UVa10294 - Arif in Dhaka (First Love Part 2)

UVa10294 - Arif in Dhaka (First Love Part 2)

Our hero Arif is now in Dhaka (Look at problem 10244 – First Love if you want to know more about Arif, but that information is not necessary for this problem. In short, Arif is a brilliant programmer working at IBM) and he is looking for his first love. Days pass by but his destiny theory is not working anymore, which means that he is yet to meet his first love. He then decides to roam around Dhaka on a rickshaw (A slow vehicle pulled by human power), running DFS (by physical movement) and BFS (with his eyes) on every corner of the street and market places to increase his probability of reaching his goal.
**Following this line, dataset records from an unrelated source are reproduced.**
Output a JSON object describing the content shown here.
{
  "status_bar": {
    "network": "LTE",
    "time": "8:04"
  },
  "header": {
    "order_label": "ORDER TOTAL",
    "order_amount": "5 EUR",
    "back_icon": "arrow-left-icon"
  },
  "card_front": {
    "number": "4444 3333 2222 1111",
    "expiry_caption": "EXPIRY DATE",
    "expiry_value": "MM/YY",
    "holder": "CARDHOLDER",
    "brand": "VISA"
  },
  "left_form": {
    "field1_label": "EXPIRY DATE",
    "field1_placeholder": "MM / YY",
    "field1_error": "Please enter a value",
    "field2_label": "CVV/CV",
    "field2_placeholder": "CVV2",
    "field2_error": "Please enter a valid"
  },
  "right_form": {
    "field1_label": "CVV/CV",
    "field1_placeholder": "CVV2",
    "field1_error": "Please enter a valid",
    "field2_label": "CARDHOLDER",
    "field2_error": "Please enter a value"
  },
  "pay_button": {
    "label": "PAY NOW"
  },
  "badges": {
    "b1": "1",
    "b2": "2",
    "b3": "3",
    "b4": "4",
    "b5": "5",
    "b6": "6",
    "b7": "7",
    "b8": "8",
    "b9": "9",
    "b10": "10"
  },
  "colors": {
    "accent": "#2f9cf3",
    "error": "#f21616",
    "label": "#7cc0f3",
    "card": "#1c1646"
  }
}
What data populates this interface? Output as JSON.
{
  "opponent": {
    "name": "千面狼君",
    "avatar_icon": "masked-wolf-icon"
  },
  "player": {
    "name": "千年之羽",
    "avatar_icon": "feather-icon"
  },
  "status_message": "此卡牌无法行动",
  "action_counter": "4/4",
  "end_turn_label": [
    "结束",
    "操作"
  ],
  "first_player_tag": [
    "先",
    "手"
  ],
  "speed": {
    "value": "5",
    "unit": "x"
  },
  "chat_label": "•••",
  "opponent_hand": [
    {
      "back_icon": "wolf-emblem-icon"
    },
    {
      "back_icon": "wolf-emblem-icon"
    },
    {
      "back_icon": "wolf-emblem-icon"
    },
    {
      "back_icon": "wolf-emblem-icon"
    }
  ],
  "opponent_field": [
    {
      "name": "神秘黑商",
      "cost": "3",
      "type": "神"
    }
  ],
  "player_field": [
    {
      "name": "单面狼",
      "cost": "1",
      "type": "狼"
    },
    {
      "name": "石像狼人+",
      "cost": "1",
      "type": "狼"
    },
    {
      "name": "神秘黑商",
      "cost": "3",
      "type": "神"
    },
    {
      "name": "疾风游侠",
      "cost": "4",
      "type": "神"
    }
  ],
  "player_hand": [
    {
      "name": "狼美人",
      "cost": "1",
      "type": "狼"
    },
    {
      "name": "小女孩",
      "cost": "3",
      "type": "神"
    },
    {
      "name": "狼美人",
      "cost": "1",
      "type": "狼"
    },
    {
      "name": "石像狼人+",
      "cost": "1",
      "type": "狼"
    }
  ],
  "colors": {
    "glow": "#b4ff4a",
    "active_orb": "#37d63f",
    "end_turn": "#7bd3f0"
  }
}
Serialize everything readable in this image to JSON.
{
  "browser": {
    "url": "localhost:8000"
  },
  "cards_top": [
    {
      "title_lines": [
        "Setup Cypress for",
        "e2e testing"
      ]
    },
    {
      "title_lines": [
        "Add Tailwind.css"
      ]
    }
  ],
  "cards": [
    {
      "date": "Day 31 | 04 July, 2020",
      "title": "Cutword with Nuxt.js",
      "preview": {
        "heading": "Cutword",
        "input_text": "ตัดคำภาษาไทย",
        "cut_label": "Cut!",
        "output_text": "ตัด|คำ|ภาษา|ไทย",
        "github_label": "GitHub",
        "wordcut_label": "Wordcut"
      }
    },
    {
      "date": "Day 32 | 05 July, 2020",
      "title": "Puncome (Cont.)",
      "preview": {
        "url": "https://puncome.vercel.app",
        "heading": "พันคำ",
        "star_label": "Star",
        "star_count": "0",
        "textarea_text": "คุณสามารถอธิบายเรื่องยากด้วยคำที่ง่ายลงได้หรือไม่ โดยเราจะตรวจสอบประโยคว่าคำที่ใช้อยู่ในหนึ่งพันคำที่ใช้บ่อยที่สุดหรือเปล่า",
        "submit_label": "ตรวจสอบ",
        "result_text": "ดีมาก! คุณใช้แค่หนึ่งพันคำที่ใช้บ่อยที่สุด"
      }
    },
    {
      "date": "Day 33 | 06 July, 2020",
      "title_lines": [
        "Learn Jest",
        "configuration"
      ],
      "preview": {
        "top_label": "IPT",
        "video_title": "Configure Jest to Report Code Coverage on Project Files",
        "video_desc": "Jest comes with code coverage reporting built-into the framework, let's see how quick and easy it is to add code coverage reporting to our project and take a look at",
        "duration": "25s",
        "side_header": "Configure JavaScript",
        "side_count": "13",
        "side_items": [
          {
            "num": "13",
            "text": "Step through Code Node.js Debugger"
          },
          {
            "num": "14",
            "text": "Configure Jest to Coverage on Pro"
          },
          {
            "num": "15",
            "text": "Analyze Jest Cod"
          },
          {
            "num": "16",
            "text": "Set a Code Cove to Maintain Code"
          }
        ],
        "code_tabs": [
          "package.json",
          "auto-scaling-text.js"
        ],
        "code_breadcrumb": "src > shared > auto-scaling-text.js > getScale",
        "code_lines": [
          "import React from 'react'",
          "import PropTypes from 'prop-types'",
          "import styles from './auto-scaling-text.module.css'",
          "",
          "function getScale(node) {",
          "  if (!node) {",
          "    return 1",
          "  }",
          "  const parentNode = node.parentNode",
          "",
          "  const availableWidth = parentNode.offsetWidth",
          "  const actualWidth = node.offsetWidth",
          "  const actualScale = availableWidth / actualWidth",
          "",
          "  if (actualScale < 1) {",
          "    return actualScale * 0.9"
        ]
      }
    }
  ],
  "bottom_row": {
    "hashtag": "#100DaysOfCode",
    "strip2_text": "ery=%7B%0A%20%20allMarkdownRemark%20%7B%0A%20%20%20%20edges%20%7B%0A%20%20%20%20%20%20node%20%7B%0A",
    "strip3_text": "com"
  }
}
While roaming around Dhaka he discovers an interesting necklace shop. There he finds some interesting necklace/bracelet construction sets. He decides to buy some of them, but his programmer mind starts looking for other problems. He wants to find out how many different necklace/bracelet can be made with a certain construction set. You are requested to help him again. The following things are true for a necklace/bracelet construction set.
a) All necklace/bracelet construction sets has a frame, which has N slots to place N beads.
b) All the slots must be filled to make a necklace/bracelet.
c) There are t types of beads in a set. N beads of each type are there in the box. So the total number of beads is t·N (t multiplied by N), of which exactly N can be used at a time.
Fig. 1: Different types of necklace for t = 2 and different value of N
The figure above shows necklaces for some different values of N (Here, t is always 2). Now let’s turn out attentions to bracelets. A bracelet is a necklace that can be turned over (A junior programmer in Bangladesh says that wrist watch is a necklace (Boys!!! Don’t mind :-))). So for a bracelet the following two arrangements are equivalent. Similarly, all other opposite orientation or mirror images are equivalent.
So, given the description of a necklace/bracelet construction set you will have to determine how many different necklace and bracelet can be formed with made with that set
Input
The input file contains several lines of input. Each line contains two positive integers N (0 < N < 51) and t (0 < t < 11) as described in the problem statement. Also note that within this input range inputs will be such that no final result will exceed 11 digits. Input is terminated by end of file.
Output
For each line of input produce one line of output which contains two round numbers NN and NB separated by a single space, where NN is the number of total possible necklaces and NB is the number of total possible bracelets for the corresponding input set.

题目大意：n个珠子的项链，染t种颜色
输出只能旋转的方案数和还能翻转的方案数。

解：这道题是polya的裸体

定理前提：
（1）定义置换f是一个对C的置换
（2）定义置换群G
（3）定义群作用“。”，并诱导出群等价关系“~”
（4）由（1）（2）（3），我们得出找G中置换的方法：使旋转和翻转意义下本质相同的着色在置换群G的作用下保持等价关系
（5）Burnside引理：P = 1/|G|∑|S(g)|
其中S（g）为C中对置换g保持不变的着色集合。

polya计数定理
设G是集合X上的一个置换群，X中每个元素可以被染成k种颜色，则不等价的着色数为：P = 1/|G|∑k^nc(g)
其中nc(g)为置换g中循环节的个数。

对这道题，旋转的循环节个数为：对位置1—>s的珠子，这个置换的循环节个数为gcd（n，s-1）
翻转的循环节个数为：
（1）n & 1 = 1： n / 2 + 1
（2）n & 1 = 0： [(n-2) / 2 + 2] 和 n / 2

#include <iostream>
#include <cstdio>
#include <cstring>
#include <cmath>
#include <algorithm>
using namespace std;
typedef long long LL;

LL p[100];

LL gcd(LL a, LL b) {
    return b == 0 ? a : gcd(b, a % b);
}

int main()
{
    int n, t;
    while (~scanf("%d%d", &n, &t)) {
      p[0] = 1;
      for (int i = 1; i <= n; i++)
        p[i] = p[i-1] * t;
      LL sum = 0, G = n;
      for (int i = 1; i <= n; i++) 
        sum += p[gcd(n, i-1)];
      printf("%lld ", sum / G);
      if (n & 1) 
        sum += n * p[(n >> 1) + 1], G += n;
      else
        sum += n * (p[(n-2)/2+2] + p[n/2])/2, G += n;
      printf("%lld\n", sum / G);
    }
}